TaSTT.git/GUI, branch v0.19.1

Bump CUDNN to v8.9.7

2024-06-09T23:43:34+00:00

Also disable flash-attention when CPU mode is selected

Add checkbox for flash-attention

2024-06-09T22:54:30+00:00

Pre-3000 series GPUs don't support it. Oops!

Update defaults to work with modular prefab

2024-06-06T07:45:27+00:00

There's a modular avatar prefab for the custom chatbox on my gumroad. Update the default settings to work with that prefab.

Upgrade faster-whisper with flash-attention2

2024-06-06T01:15:47+00:00

This should be significantly more efficient than prior versions. * add large-v3 & distilled variant * simplify model acquisition code now that distilled models are part of faster-whisper.

Fix distilled models

2024-03-15T01:03:54+00:00

These were broken due to some logic errors in the codepath which acquires models from huggingface. Distilled large-v2 seems promising as a new default model.

Finish fixing build break

2024-03-04T23:50:16+00:00

CUDNN now pulls from dropbox instead of google drive. This has the added benefit of being about 10-20x faster (assuming you have fast internet).

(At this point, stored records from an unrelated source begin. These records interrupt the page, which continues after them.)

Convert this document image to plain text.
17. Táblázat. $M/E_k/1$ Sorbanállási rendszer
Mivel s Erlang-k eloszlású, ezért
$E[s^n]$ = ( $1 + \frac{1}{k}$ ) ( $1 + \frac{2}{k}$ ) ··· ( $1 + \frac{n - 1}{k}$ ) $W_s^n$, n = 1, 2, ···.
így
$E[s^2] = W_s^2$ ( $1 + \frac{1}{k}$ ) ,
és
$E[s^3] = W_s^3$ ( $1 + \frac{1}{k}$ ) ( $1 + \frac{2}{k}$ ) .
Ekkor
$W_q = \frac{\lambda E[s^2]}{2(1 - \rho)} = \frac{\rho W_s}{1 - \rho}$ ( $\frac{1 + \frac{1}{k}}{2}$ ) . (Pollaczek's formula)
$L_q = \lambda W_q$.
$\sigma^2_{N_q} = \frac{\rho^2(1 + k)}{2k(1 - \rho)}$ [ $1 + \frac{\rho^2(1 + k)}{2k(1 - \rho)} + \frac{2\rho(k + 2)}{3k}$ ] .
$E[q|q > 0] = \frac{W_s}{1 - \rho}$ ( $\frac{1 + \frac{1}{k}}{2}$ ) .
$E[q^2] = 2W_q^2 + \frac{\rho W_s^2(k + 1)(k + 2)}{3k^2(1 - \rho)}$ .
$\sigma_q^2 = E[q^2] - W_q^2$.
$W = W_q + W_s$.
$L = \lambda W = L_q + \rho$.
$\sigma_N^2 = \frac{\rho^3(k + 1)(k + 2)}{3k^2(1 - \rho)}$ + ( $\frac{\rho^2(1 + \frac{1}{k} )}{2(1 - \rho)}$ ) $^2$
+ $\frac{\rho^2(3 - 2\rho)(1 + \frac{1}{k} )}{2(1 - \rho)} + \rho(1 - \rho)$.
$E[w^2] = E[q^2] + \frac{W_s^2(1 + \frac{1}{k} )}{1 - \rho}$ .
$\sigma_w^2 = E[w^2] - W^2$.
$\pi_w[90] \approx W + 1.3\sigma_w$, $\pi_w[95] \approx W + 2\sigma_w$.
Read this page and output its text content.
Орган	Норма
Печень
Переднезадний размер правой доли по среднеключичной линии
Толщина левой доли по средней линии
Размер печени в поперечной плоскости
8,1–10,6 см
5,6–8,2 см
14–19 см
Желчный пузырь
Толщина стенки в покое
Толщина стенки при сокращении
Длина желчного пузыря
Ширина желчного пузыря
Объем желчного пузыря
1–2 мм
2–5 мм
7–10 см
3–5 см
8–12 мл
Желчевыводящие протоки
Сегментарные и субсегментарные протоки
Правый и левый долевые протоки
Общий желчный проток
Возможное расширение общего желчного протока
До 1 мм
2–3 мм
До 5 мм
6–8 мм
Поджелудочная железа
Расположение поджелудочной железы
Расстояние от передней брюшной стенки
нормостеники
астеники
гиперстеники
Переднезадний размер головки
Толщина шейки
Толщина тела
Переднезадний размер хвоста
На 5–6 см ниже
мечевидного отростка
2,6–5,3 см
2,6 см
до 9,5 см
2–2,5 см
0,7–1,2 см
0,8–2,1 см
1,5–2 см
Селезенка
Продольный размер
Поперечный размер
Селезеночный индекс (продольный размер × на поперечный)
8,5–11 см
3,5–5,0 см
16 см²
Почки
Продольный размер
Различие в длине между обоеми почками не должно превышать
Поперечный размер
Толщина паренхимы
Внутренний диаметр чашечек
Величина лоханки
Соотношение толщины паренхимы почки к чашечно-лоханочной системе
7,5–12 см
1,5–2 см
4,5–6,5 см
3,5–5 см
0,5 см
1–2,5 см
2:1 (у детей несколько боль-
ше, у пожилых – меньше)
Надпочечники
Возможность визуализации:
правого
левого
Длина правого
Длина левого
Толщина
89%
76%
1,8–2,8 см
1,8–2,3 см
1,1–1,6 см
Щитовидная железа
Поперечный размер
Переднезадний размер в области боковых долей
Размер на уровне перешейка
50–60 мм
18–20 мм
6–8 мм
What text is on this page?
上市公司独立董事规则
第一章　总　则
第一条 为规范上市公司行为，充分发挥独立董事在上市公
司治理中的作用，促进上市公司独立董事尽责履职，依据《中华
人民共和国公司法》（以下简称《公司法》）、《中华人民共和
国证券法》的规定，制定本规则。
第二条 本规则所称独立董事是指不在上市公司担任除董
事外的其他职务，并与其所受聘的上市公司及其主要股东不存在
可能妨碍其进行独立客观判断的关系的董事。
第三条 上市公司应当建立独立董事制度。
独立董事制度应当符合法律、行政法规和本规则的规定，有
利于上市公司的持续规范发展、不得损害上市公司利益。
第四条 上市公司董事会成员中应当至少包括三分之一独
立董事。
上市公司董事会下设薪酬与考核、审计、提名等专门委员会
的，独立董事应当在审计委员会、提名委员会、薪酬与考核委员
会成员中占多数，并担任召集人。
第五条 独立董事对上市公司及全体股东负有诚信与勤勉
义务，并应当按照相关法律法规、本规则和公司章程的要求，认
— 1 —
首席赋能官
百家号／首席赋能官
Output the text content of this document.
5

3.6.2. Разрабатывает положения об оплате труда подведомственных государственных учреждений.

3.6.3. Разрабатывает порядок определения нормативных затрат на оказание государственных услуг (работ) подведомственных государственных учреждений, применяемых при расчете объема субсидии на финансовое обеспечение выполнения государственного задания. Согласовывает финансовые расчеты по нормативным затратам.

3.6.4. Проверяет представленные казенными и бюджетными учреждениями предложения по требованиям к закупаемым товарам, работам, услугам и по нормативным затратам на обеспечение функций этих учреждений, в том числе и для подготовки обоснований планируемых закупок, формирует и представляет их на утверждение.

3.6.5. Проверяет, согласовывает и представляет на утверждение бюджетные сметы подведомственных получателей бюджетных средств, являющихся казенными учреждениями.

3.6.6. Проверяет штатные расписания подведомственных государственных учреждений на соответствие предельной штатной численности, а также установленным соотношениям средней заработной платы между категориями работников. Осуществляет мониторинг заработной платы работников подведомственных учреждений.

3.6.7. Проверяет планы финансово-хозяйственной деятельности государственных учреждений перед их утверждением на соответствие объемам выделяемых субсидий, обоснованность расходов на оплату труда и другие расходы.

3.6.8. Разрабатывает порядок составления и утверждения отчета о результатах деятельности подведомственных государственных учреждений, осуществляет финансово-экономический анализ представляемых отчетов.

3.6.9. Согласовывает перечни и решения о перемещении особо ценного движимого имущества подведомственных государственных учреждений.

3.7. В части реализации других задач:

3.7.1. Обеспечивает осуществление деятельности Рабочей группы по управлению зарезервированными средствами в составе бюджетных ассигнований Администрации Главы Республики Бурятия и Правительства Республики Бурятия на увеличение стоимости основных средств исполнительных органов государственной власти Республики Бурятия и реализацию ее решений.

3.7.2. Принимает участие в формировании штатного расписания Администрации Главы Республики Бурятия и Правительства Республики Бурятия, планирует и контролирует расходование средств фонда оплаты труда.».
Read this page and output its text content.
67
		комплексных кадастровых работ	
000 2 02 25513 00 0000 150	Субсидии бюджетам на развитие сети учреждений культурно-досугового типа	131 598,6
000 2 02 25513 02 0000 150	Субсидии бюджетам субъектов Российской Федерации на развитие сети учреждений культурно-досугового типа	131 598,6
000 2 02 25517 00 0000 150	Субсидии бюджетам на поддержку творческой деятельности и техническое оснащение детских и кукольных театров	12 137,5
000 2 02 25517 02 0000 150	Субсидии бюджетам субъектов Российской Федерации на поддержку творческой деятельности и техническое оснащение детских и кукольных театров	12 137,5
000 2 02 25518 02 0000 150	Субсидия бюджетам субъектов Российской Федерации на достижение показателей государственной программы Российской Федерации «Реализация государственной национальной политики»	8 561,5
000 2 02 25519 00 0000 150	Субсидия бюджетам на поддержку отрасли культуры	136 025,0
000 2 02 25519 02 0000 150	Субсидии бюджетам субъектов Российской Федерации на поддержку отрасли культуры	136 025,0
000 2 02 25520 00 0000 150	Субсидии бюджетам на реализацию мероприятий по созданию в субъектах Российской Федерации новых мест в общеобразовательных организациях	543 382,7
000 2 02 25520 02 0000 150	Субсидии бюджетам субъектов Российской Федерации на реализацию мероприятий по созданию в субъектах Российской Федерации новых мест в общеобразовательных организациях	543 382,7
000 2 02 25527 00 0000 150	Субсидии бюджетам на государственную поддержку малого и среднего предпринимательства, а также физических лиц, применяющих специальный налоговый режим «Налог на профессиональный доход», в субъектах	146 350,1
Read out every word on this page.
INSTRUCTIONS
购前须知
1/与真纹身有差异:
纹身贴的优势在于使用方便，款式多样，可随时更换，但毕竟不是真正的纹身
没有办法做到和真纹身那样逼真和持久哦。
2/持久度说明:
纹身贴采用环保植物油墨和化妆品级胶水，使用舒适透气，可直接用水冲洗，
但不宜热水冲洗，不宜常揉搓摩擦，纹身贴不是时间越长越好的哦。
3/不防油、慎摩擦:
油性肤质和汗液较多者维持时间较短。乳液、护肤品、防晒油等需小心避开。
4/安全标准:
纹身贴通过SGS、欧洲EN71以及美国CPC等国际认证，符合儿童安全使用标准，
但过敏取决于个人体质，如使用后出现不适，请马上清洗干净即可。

Begin fixing build on new hosts

2024-03-04T23:36:48+00:00

Google drive intentionally broke CLI downloads ("don't be evil") and UwwwuPP went away. Begin work rehosting both files.

Add dropdown for GPU compute type

2024-02-10T01:21:46+00:00

Should enable compatibility with older GPUs.

Add another threshold to filter out common hallucinations

2024-02-06T01:40:37+00:00

The paper recommends filtering out segments with no_speech_prob > 0.6 and avg_logprob < -1. This is too loose of a bound for short-form audio which is not guaranteed to contain speech. I already have a tighter bound: no_speech > 0.6 and avg_logprob < -0.5 While listening to instrumental music I find that a lot of hallucinations sneak past that bound. So I added a second bound: no_speech > 0.15 and avg_logprob < -0.7 Basically we filter out things that look like speech but have a worse avg_logprob. Seems to not have false negatives. Requires testing. Also: dial back the default max segment length from 15 seconds to 10 seconds. This is done based on performance observations in desktop.

Verify that audio is clean after VAD segmentation

2024-02-06T01:02:23+00:00

Indeed it is. Bumped up the default max segment length to decrease error. Also add mic presets for beyond (the vr headset) and motu (my mic interface).